In the small Victorian town, they’ve decided that waiting on the state to take care of their hungry is not an option. Just outside the police station are three large raised flower beds, full of edible plants. There are kale, carrots, lettuces and spring onions – all free for the taking.
This is similar to another town in England that transformed its landscape into a giant food-producing garden able to feed everyone who lives there.
Outside a supermarket car park there are plentiful herbs like rosemary, fennel  and thyme that can be used for cooking delicious dishes, as well as beans and peas. Fruit trees abound throughout the town as well.
Todmorden wants to be the first town in the UK to be completely self-sufficient when it comes to food. They have a plan to get there by 2018. Mary Clear, a 56-year-old grandmother who co-founded Incredible Edible, says that it is an ambitious goal, but “if you don’t aim high, you might as well stay in bed, mightn’t you?’
When asked what happens if someone took all the apples, or cleaned out the sage in police station bed, she remarks, “nothing.” In Todmorden, they believe in people – that they are decent, and that they want to be part of a solution.
As Clear states:
“We trust people.”

Estelle Brown, a former interior designer, with a basket of home-grown veg.
She describes the notion as a gentle revolution. The idea for the completely self-sustaining town came when she and co-founder Pam Warhurst, the former owner of the town’s Bear Cafe, began wondering what they could do about the state of the world. They gathered up a few people and started planting.
This has burgeoned into Incredible Edible – and it goes beyond just planting vegetables or fruit trees. They want to stimulate the local economy and educate people about non-GMO, organic and sustainable food, too.
Instead of blaming the government,  or ‘others’ in the world, they decided to get their hands dirty – quite literally.
Now, children pluck liquorice or fennel from flower beds on their way to school, but the idea of free food for the taking didn’t catch on so easily at first.
She started by lowering the wall to her front garden, and encouraging passers-by to walk on her property and help themselves to whatever vegetables looked good to them. She even placed signs at her gardens asking people to take whatever they wanted, but the idea didn’t catch on for six months.
She realizes that a few gardens aren’t going to feed a town of 15,000 residents, but her program has grown. The local police station even recruits volunteers for her when residents stop by to dig up potatoes, or they encourage people to grow their own food at home.
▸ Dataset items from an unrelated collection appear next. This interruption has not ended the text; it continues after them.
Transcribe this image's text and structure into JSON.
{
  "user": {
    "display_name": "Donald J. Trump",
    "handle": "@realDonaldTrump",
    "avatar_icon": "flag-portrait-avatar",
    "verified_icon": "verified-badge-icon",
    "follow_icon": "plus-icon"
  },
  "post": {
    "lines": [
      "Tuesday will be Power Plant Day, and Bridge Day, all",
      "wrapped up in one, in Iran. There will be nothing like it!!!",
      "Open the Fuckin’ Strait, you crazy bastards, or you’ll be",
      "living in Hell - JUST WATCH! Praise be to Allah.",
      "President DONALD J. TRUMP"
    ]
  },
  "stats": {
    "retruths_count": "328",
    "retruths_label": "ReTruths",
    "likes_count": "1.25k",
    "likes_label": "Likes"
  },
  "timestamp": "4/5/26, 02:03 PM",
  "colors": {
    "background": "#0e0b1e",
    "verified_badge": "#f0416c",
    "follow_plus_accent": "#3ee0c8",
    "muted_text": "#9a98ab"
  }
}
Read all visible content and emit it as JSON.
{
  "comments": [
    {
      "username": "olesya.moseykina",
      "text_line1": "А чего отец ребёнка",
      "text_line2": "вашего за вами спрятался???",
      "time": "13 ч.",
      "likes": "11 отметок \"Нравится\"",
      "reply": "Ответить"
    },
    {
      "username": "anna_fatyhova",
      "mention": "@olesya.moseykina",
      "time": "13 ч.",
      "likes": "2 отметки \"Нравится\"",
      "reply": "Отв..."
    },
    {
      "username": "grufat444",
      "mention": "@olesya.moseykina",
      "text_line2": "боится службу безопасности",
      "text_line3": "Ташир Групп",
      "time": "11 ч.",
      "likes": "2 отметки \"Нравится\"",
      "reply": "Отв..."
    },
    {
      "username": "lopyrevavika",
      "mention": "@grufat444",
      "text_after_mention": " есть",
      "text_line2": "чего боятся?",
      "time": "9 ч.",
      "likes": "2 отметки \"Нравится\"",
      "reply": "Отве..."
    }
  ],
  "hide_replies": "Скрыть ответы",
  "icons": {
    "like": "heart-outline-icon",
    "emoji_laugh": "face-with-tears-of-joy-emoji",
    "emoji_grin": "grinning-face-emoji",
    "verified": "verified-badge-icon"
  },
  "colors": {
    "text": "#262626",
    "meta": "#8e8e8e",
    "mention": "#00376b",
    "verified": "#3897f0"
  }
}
From learning to pickle vegetables and preserving fruits to building an organic-raised bed full of delicious produce, Incredible Edible is teaching its residents how to eat well and to be totally self-sustaining. They’ve been so successful at promoting the idea that a local school was recently granted £500,000 to set up a fish farm to help teach useful farming practices to young people.
While we can’t all live in Todmorden, we can certainly perpetuate this model of sustainable living, and turn our backs on Big Ag. Turning a normally vandalized vacant lot into an organic vegetable garden with fruit-bearing trees is a much better idea than growing acres of pesticide-laden fields, isn’t it?